Dynamic redistribution of CTCF demarcates bifurcation of cytotoxic effector and memory precursor programs [ATAC-Seq]

CTCF is known to mediate long range chromatin intearction and 3D genome organization. In CD8+ T cells responding to actue infection, CTCF is redistributed to induce the the cytotoxic program while using its insulation function to suppresss memory precursor fate. Naive P14 TCR transgenic, hCD2-Cre, Rosa26-lsl-GFP, Ctcf wild-type or floxed CD8+ T cells were adoptively transferred into CD45 disparate recipients followed by infection with LCMV Armstrong.

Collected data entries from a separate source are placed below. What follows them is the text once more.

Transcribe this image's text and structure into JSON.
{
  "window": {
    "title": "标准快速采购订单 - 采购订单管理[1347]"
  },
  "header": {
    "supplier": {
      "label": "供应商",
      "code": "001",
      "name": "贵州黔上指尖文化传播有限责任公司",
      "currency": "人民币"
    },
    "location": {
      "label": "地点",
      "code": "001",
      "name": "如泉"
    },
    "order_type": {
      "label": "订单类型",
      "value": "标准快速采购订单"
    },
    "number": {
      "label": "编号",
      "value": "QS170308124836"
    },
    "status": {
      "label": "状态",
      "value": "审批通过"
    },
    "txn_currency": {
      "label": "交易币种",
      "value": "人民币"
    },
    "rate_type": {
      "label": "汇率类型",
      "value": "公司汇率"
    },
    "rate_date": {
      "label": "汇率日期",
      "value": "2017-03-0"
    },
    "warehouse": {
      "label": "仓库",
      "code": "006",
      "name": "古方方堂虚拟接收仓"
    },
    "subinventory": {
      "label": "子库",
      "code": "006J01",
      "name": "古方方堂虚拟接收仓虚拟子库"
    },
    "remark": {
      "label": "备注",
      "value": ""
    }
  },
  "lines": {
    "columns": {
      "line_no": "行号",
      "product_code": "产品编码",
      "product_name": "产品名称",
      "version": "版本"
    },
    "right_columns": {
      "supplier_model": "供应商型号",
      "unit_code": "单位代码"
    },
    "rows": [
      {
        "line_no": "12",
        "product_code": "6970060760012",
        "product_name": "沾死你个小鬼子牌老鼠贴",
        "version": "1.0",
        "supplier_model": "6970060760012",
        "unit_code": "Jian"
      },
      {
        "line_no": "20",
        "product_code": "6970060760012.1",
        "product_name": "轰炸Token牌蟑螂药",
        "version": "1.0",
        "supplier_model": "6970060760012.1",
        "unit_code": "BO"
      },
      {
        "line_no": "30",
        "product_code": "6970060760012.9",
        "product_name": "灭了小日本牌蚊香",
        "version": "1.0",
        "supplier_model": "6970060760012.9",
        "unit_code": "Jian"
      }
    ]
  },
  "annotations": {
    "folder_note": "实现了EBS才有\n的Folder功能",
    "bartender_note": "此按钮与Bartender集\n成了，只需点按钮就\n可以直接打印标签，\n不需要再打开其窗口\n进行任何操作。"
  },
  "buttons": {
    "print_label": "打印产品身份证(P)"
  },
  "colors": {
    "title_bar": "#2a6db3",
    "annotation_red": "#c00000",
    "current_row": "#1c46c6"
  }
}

On day 4 post infection, P14 cells were sort purified and used for ATAC-seq analysis along with naive cells.

CCCTC结合因子（CTCF）已知可介导长程染色质相互作用与三维基因组组织。在响应急性感染的CD8+ T细胞中，CTCF发生重分布以激活细胞毒性程序，同时通过其染色质绝缘功能抑制记忆前体命运。研究人员将初始P14 T细胞受体转基因、携带hCD2-Cre与Rosa26-lsl-GFP基因型的CTCF野生型或条件性敲除（floxed）CD8+ T细胞过继转移至CD45异型受体小鼠体内，随后以淋巴细胞脉络丛脑膜炎病毒阿姆斯特丹株（LCMV Armstrong）感染受体。感染后第4天，分选纯化P14细胞，并与初始细胞一同开展转座酶可及性测序（ATAC-seq）分析。